Remember the good old days when two kids would “talk” through two tin cans connected by a string? If only running cables and wires for today’s electronics was so simple. As technology has evolved, so have the cables that connect your home electronics and keep them running at peak performance.
Highs and Lows
When wiring a residence for any number of systems—from whole house A/V to a dedicated home theater to security cameras to lighting—there is a need to run both high level and low level cables. High level relates to cables that carry the main electrical power. Low level relates to the transmission of video (HDMI), audio (interconnects, speaker) and data (Cat5) signals.
Cable sizes are measured in gauges. Gauge refers to the diameter of the wire—the thinner the wire, the higher the number. So, for instance 22-gauge wire is extremely thin, whereas 6-gauge wire is quite thick. The lower the gauge, the less signal loss, thus thicker cables offer better performance, especially for longer cable runs.
Requirements Drive the Right Solution
When running cables throughout a residence, an important factor to take into consideration is something called resistance. All electrical wires have resistance, which can result in a drop in amperage. So when choosing a wire, you must choose the appropriate gauge wire for the amount of amps on the circuit. You must calculate the amount of resistance in relation to the cable run.

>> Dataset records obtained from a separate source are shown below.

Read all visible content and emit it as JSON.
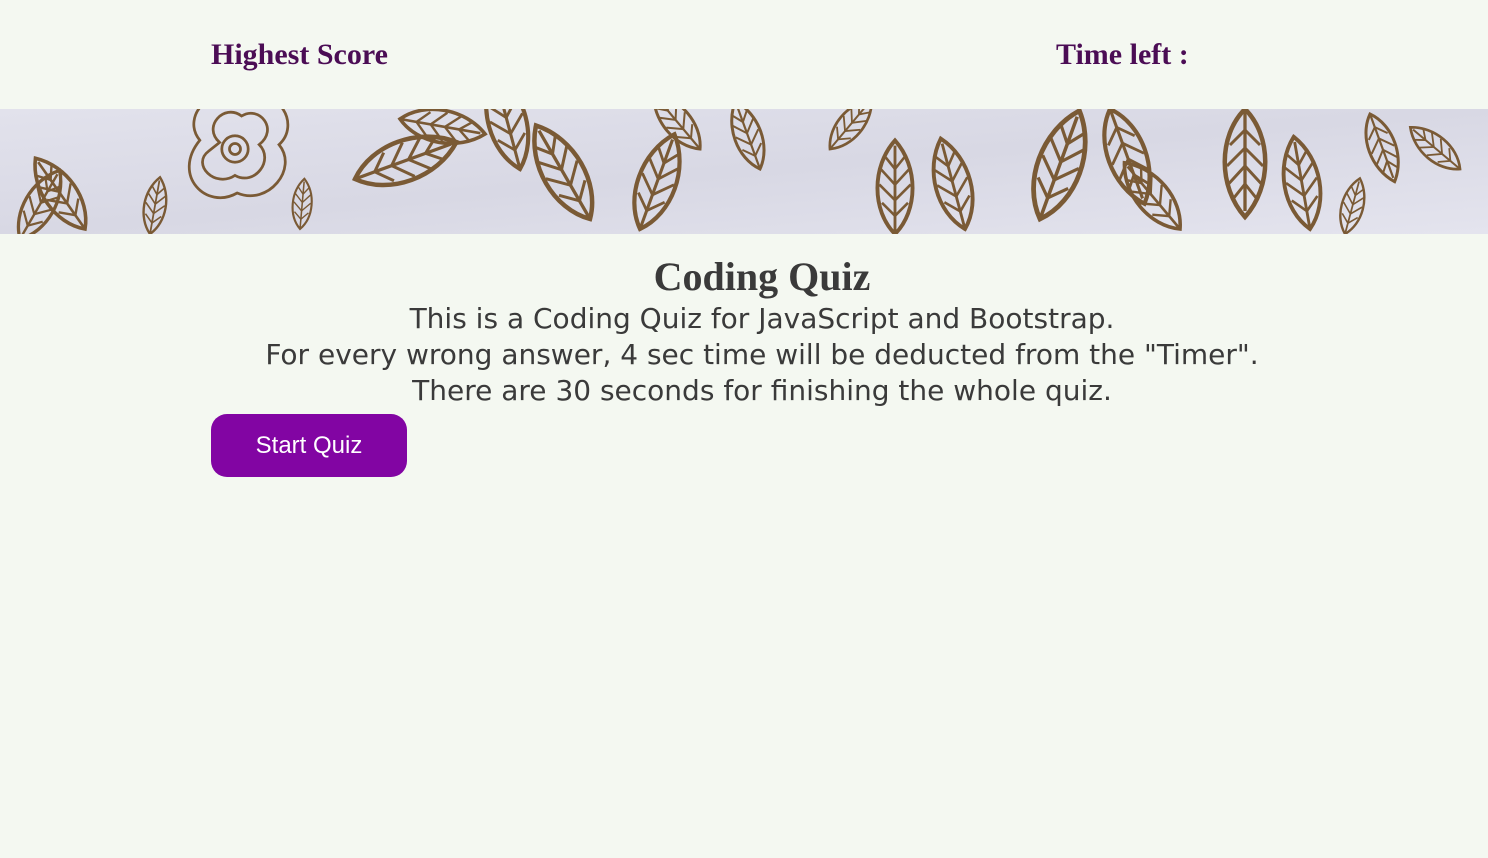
{
  "header": {
    "highscore_label": "Highest Score",
    "timer_label": "Time left :"
  },
  "banner": {
    "description": "",
    "paper_color": "#dcdce6",
    "ink_color": "#7a5a35"
  },
  "main": {
    "title": "Coding Quiz",
    "lines": [
      "This is a Coding Quiz for JavaScript and Bootstrap.",
      "For every wrong answer, 4 sec time will be deducted from the \"Timer\".",
      "There are 30 seconds for finishing the whole quiz."
    ],
    "start_button": "Start Quiz"
  },
  "colors": {
    "background": "#f4f8f1",
    "header_text": "#4b0d55",
    "button": "#8205a3",
    "body_text": "#3a3a3a"
  }
}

Here is a general example of how this would be calculated: let’s say there is a 50-foot speaker cable running from the A/V receiver located in an equipment room to one of the rear speakers of a home theater. For argument’s sake, let’s say these electronics are hooked up to a 15-amp circuit. A 14-gauge wire is rated for 15-amps but only at average runs. For the longer 50-foot run you would want to go with the next size up, a 12-gauge wire; using this larger gauge wire accounts for the resistance and loss of voltage over the long cable run.

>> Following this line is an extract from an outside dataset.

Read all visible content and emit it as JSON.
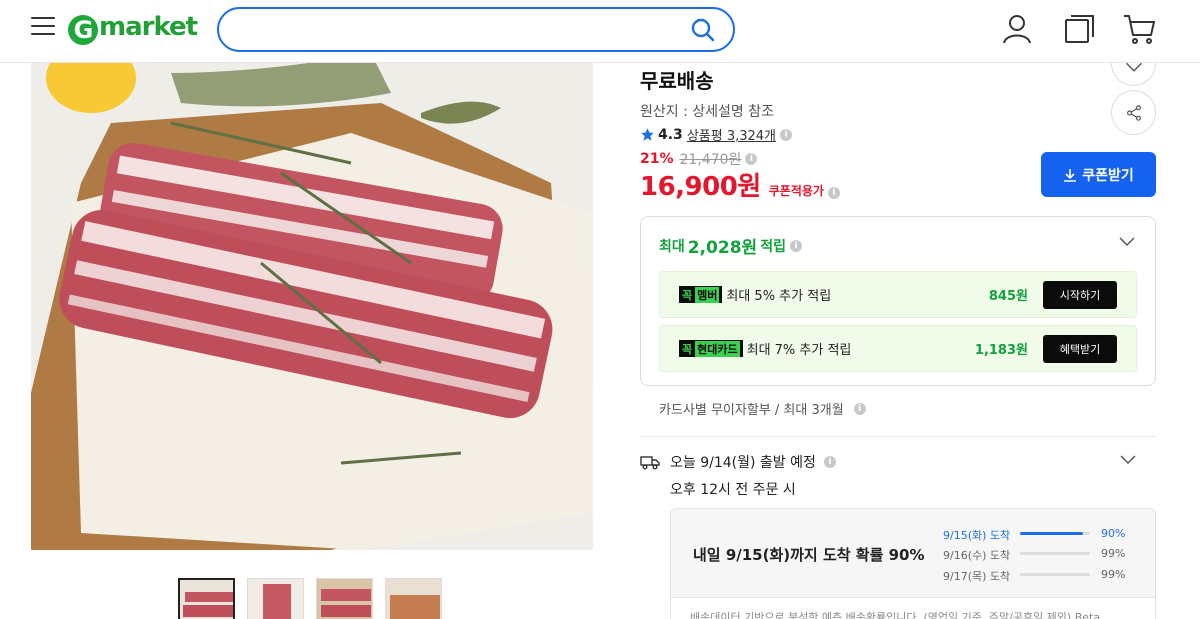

In this same scenario, if the circuit is 20-amps this would require a 12-gauge wire, but at 50 feet this requires an additional increase in the wire thickness so you’d want to use a 10-gauge wire. If your runs are even longer, such as 100 feet or more, you see how you’d have to use thicker and thicker cable.
Cause and Effect
How can improper gauge wires affect your electronics? When voltage drops due to resistance, wires get hotter. Common sense tells us that wires retaining heat, especially those buried inside a wall, is never a good situation. Worst case scenario is a fire could break out if wires that are giving off too much heat are not properly separated from the insulation. Even with a voltage drop a device may still function, however, with insufficient voltage its overall performance is usually degraded and the device will likely wear out sooner.
Call in the Pros
Given the critical relationship between the size of the circuit, the gauge of the wire, and the amount of resistance based on the length of the cable it becomes clear the importance of consulting with a professional for all of your wiring needs. A professional installer can also recommend wireless connectivity options, such as Bluetooth or Wi-Fi, for environments where more traditional wires just won’t work.

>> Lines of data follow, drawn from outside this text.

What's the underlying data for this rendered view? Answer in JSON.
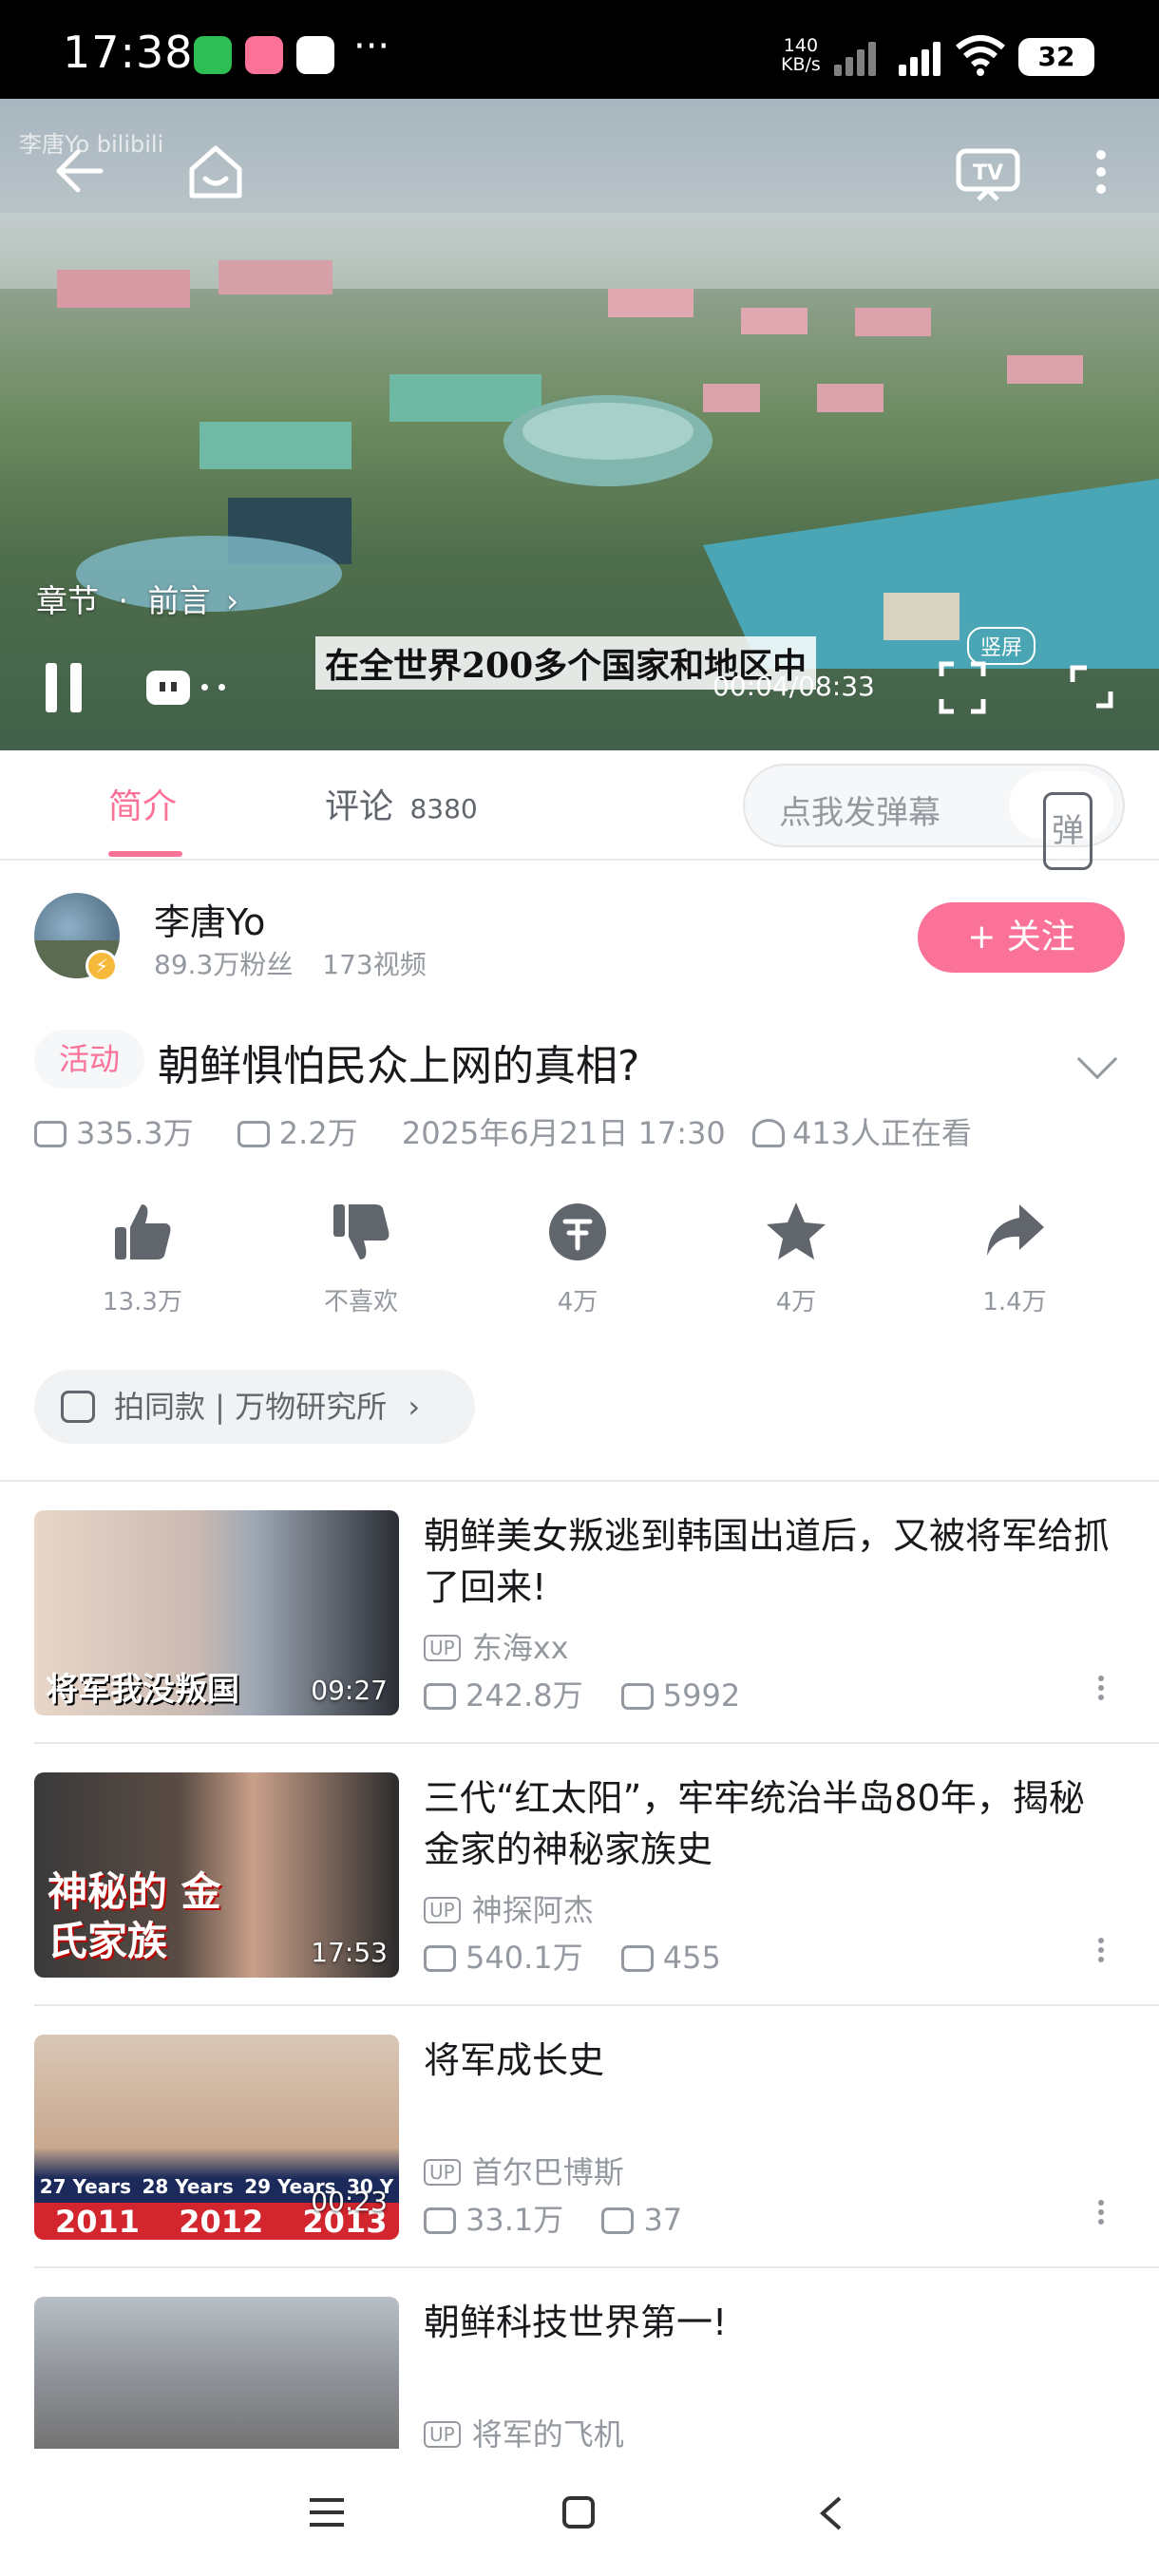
{
  "status_bar": {
    "time": "17:38",
    "more": "···",
    "net_speed": "140",
    "net_unit": "KB/s",
    "battery": "32"
  },
  "player": {
    "chapter_label": "章节",
    "chapter_sep": "·",
    "chapter_name": "前言",
    "subtitle_text": "在全世界200多个国家和地区中",
    "time_position": "00:04",
    "time_total": "08:33",
    "portrait_label": "竖屏"
  },
  "tabs": {
    "intro": "简介",
    "comments": "评论",
    "comments_count": "8380",
    "danmaku_placeholder": "点我发弹幕",
    "danmaku_button": "弹"
  },
  "uploader": {
    "name": "李唐Yo",
    "fans": "89.3万粉丝",
    "videos": "173视频",
    "follow_label": "+ 关注"
  },
  "video": {
    "tag": "活动",
    "title": "朝鲜惧怕民众上网的真相?",
    "views": "335.3万",
    "danmaku": "2.2万",
    "date": "2025年6月21日 17:30",
    "watching": "413人正在看"
  },
  "actions": {
    "like": "13.3万",
    "dislike": "不喜欢",
    "coin": "4万",
    "favorite": "4万",
    "share": "1.4万"
  },
  "same_style": "拍同款 | 万物研究所",
  "recommendations": [
    {
      "title": "朝鲜美女叛逃到韩国出道后，又被将军给抓了回来!",
      "thumb_text": "将军我没叛国",
      "duration": "09:27",
      "author": "东海xx",
      "views": "242.8万",
      "danmaku": "5992"
    },
    {
      "title": "三代“红太阳”，牢牢统治半岛80年，揭秘金家的神秘家族史",
      "thumb_text": "神秘的 金氏家族",
      "duration": "17:53",
      "author": "神探阿杰",
      "views": "540.1万",
      "danmaku": "455"
    },
    {
      "title": "将军成长史",
      "thumb_text": "2011 2012 2013",
      "duration": "00:23",
      "author": "首尔巴博斯",
      "views": "33.1万",
      "danmaku": "37"
    },
    {
      "title": "朝鲜科技世界第一!",
      "thumb_text": "",
      "duration": "",
      "author": "将军的飞机",
      "views": "",
      "danmaku": ""
    }
  ],
  "up_badge": "UP",
  "thumb_3_years": [
    "27 Years",
    "28 Years",
    "29 Years",
    "30 Y"
  ],
  "colors": {
    "accent": "#fb7299",
    "muted": "#9499a0"
  }
}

Whether it’s new construction or a retrofit, once the walls are open, you’ll want to ensure it’s done properly. There’s nothing more frustrating or costly as the need to rewire cable that is contained inside the walls. The complex wiring found in homes equipped with lots of technology necessitates working with professionals. It’s a small price to pay to ensure the performance, protection and longevity of the equipment you’ve installed.